The heavy Ariane 64 consists of two liquid stages and four solid rocket boosters. Its gross weight is 870 tons, it can launch up to 21.6 tons of cargo to LEO and up to 11.5 tons to geotransition.

The first flight of Ariane 6 as imagined by an artist. Source: ESA – D. Ducros

The declared cost of the Ariane 64 launch is 115 million euros. For comparison, the cost of launching a Falcon 9 with a similar payload is $67 million. Obviously, the Ariane 64 is unlikely to be able to compete with SpaceX in terms of price. However, the rocket will at least give Europe the ability to launch a wide range of cargoes into space on its own.

Ariane 6 first flight plan

During its first mission, ESA will test a medium-weight Ariane 62 modification. It will carry nine cubesats provided by various European companies and research institutions.       

Ariane 6 maiden flight is scheduled to launch on 9 July. The four-hour window will open at 21:00 Kyiv time. The launch will be broadcast live on YouTube and the ESA website.

The upcoming flight is divided into three main stages. During the first stage, Ariane 6‘s upper stage and payload will be placed into an elliptical orbit with a perigee altitude of 300 km and an apogee altitude of 700 km. At the next stage, the upper stage will re-activate the engine and enter a circular 580-kilometre orbit, after which the cubesats will be separated. At the final stage, engineers will activate the upper stage engine for the third time and put it on a trajectory that will ensure controlled dipping in the South Pacific. Before re-entry, the stage will jettison two capsules. They are part of an experiment to test the technologies and materials needed to return cargo from space. During the descent, the capsules will transmit information via satellite.
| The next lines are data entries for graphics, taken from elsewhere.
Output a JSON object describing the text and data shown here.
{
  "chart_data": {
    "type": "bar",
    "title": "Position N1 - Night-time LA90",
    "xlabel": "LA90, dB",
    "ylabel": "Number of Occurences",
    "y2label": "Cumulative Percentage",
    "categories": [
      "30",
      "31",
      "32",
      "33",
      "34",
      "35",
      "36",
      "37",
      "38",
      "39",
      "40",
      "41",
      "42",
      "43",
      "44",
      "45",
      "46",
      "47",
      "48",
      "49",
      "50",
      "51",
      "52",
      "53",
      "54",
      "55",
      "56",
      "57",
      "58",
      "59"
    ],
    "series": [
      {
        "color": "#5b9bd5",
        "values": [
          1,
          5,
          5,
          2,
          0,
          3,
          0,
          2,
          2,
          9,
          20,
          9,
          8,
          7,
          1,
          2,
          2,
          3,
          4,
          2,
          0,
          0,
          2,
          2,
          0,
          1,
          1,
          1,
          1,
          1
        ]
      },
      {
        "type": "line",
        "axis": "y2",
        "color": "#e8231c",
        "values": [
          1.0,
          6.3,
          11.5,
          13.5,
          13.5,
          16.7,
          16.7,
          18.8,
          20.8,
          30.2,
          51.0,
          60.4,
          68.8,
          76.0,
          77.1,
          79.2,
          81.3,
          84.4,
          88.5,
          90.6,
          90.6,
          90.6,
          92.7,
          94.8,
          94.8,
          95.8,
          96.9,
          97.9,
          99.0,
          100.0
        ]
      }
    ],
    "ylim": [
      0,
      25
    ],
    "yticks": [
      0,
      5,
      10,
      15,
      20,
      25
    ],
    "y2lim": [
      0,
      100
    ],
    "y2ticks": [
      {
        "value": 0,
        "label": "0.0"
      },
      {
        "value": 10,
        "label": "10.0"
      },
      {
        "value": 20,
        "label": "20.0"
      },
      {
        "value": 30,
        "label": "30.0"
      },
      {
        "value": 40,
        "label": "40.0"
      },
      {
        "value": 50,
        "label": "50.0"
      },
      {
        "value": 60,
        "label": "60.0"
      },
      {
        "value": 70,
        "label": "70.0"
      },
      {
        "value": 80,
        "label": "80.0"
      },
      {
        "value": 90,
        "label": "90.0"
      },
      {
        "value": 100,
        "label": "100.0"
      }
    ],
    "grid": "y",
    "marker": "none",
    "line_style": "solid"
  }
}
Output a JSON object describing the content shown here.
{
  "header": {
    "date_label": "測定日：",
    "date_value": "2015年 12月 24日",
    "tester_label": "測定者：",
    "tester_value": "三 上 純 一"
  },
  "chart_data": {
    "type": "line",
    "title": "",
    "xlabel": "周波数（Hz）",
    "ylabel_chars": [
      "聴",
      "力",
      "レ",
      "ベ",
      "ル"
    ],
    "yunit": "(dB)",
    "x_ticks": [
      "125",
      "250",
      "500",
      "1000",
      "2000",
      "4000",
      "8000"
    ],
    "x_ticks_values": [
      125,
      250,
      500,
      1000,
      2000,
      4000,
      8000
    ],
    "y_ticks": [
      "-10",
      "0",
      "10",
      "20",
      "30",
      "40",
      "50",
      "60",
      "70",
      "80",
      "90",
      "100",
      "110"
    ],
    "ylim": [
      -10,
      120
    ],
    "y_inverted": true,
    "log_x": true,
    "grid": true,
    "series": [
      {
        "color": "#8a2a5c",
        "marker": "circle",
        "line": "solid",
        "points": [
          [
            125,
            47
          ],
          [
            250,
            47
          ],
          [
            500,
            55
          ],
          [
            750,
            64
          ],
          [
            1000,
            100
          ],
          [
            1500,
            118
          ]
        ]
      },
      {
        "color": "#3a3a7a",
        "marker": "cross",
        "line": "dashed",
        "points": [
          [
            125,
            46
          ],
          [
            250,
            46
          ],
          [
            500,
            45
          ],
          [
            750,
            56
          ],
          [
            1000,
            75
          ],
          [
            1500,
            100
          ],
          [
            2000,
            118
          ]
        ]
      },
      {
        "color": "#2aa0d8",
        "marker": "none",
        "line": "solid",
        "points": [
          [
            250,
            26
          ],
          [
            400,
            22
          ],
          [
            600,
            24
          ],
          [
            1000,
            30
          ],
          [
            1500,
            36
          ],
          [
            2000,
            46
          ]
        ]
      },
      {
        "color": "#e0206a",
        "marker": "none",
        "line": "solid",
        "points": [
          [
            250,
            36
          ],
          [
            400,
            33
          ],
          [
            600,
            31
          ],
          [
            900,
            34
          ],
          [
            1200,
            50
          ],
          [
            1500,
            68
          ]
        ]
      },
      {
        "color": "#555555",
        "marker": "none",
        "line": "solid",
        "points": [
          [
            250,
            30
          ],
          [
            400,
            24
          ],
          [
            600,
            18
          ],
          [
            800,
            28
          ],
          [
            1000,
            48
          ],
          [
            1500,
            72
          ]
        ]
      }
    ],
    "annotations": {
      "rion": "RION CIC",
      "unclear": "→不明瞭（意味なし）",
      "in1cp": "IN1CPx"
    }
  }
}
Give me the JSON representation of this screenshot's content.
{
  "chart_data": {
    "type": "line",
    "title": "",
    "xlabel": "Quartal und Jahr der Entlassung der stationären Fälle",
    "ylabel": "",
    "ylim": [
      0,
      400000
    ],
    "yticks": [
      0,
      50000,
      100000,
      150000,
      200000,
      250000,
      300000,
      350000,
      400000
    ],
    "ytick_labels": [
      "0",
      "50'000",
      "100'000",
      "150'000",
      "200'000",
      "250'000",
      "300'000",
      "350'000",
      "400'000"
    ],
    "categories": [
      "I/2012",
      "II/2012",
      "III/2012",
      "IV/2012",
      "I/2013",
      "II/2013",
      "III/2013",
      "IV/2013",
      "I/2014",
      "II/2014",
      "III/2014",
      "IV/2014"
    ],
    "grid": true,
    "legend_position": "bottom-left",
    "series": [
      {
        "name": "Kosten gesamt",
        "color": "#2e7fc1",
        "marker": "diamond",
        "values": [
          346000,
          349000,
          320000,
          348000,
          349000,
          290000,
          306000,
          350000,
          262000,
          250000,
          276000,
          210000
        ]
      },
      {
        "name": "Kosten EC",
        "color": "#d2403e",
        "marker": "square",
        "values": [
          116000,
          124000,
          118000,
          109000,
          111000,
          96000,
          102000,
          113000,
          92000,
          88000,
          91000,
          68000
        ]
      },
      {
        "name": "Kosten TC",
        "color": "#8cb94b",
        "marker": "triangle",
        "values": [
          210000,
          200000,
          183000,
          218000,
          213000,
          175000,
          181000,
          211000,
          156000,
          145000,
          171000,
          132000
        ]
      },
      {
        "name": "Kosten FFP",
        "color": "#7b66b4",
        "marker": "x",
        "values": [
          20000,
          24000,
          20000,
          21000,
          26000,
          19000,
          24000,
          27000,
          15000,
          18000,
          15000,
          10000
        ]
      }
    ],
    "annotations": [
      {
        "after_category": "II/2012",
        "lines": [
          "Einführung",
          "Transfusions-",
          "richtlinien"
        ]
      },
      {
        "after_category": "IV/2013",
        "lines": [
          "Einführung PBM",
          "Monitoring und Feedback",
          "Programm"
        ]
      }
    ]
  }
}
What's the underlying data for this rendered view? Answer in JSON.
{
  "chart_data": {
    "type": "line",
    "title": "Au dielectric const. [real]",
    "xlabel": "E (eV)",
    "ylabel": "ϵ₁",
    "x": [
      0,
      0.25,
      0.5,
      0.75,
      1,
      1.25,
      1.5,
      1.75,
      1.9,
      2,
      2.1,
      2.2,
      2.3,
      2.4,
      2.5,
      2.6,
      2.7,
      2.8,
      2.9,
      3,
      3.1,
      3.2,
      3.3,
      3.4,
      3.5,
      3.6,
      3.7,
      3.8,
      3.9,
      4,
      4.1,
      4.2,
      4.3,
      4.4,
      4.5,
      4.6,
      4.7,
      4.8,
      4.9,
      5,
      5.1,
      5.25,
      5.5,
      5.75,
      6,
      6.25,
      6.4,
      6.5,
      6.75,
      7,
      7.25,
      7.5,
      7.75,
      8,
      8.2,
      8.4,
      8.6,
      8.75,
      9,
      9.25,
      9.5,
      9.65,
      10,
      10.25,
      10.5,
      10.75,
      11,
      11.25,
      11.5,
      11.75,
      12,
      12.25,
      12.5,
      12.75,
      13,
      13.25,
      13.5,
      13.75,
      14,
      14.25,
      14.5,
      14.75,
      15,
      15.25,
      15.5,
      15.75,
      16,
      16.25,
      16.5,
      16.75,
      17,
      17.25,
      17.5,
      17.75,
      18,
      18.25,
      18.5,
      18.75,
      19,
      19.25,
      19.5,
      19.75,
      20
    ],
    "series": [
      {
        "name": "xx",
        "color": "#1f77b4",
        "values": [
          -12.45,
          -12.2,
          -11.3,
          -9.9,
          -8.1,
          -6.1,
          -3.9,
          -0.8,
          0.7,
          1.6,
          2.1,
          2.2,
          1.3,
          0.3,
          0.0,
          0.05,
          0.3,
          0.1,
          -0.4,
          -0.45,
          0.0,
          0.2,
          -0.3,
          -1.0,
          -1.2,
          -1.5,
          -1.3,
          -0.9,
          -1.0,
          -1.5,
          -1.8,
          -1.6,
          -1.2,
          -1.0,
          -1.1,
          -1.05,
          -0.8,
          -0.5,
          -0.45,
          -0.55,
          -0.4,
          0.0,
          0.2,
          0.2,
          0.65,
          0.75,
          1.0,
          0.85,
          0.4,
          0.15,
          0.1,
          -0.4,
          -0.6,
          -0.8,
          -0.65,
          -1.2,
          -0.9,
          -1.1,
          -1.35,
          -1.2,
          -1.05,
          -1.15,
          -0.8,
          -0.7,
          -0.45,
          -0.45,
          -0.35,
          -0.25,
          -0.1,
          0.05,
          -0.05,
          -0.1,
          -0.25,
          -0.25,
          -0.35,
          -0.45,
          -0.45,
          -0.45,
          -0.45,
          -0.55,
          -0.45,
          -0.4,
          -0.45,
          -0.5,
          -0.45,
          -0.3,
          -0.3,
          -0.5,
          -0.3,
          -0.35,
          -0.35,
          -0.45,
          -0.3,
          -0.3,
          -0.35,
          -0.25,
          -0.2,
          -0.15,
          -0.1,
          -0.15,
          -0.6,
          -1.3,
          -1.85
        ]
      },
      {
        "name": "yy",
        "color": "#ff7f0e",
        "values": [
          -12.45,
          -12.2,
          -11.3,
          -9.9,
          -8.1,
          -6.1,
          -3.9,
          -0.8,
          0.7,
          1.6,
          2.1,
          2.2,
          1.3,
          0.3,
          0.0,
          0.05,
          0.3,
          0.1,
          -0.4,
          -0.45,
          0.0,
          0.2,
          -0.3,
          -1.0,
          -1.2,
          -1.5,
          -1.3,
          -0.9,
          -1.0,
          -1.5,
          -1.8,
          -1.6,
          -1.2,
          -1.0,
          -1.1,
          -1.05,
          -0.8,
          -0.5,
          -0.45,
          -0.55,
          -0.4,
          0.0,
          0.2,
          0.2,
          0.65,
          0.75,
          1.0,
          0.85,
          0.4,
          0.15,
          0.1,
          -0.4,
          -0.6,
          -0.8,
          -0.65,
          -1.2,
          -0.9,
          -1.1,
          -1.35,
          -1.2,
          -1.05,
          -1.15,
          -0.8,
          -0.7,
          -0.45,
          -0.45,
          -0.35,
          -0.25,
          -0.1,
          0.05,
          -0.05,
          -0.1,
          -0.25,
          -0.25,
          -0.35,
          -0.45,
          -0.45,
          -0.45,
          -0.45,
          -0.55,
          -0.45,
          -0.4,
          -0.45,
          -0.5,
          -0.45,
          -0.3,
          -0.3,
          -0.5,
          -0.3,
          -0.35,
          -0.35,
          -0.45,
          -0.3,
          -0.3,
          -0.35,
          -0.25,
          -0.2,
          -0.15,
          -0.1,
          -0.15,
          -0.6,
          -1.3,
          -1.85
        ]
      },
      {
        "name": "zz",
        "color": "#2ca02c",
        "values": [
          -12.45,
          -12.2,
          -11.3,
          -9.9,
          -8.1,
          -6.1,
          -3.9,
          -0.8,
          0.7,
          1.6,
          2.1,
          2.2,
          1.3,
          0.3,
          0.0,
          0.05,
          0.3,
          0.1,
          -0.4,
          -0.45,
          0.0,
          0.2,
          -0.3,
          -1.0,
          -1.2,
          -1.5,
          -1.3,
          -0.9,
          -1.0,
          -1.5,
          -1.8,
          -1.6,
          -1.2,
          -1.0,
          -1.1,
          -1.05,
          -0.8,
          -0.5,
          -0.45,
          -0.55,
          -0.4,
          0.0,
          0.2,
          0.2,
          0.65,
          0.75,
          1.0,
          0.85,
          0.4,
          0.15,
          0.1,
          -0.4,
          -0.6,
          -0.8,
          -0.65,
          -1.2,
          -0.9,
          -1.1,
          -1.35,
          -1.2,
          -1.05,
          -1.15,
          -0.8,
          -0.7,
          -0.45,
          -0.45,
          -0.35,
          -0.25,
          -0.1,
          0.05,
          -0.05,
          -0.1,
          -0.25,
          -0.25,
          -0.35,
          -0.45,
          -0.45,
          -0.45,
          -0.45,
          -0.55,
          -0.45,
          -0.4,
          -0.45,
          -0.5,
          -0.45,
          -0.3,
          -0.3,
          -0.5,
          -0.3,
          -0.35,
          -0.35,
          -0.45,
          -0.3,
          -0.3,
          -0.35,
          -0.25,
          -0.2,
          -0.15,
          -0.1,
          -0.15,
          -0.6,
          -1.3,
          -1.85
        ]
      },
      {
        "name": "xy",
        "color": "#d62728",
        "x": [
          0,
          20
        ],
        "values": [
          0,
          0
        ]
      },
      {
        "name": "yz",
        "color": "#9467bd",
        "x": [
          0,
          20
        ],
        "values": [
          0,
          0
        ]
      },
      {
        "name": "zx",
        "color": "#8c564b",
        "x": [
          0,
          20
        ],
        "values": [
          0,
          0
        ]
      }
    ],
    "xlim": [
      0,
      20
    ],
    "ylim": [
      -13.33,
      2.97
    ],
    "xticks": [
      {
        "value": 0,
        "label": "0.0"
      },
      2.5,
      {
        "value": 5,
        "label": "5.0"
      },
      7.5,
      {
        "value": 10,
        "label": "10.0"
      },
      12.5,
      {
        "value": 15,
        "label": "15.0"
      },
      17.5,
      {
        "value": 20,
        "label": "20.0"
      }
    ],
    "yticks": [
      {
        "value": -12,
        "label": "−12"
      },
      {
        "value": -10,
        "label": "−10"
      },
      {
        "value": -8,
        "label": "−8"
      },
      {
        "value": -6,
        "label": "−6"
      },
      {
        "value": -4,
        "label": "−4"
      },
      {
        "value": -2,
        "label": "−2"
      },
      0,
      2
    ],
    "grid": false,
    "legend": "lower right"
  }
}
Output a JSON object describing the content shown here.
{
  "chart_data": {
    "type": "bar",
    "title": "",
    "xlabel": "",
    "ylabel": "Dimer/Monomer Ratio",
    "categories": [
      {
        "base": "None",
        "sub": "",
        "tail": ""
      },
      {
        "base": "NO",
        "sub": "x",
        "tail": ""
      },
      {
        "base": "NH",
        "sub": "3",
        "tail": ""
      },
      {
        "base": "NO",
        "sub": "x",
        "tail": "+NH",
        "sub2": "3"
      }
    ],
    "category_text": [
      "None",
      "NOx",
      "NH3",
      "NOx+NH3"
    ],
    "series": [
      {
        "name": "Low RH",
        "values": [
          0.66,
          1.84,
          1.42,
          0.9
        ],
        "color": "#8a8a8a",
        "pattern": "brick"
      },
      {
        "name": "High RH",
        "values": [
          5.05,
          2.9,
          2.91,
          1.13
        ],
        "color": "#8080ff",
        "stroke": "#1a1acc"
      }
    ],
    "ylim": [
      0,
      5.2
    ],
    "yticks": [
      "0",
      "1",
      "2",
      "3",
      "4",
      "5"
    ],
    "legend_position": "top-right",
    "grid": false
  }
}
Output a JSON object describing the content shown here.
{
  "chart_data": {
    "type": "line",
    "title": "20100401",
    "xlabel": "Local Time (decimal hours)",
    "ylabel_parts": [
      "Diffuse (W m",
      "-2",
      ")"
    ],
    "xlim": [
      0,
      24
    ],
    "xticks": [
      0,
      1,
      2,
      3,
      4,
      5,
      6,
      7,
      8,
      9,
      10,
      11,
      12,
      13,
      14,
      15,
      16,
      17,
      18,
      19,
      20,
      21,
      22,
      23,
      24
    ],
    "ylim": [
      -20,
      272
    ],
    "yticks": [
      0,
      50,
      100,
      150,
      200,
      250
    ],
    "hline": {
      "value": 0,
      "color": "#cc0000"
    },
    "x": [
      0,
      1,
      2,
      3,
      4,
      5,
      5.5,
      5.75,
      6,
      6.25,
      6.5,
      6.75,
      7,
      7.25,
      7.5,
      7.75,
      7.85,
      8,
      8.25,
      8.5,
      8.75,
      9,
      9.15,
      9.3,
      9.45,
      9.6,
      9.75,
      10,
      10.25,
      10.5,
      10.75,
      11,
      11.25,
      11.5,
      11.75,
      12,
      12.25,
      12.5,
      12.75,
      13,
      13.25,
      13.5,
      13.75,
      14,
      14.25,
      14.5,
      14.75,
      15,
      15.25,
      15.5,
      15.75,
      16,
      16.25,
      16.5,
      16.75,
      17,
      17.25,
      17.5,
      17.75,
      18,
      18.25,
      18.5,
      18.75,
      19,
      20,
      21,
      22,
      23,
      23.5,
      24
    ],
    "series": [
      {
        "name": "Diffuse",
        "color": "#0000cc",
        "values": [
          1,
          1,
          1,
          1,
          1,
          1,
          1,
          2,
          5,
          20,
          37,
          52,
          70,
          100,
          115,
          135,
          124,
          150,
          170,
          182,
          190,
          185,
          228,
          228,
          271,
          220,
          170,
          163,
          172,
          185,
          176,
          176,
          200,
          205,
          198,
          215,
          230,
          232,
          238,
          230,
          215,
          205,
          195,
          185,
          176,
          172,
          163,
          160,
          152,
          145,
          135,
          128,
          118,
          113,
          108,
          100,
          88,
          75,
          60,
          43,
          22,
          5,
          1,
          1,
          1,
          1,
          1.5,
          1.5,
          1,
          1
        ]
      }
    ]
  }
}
They are not equipped with parachutes, and their return is not planned. 

Ariane 6 maiden flight plan. Source: ESA

Currently, ESA is making very cautious predictions about the upcoming launch. For example, the organisation’s CEO Josef Aschbacher estimated the chances of success at just over 50%. And even if all the tasks are successfully completed, ESA and Arianespace still have a lot of work to do to restore Europe’s lost space independence. But the first step has to be taken. And we will know what it will be very soon.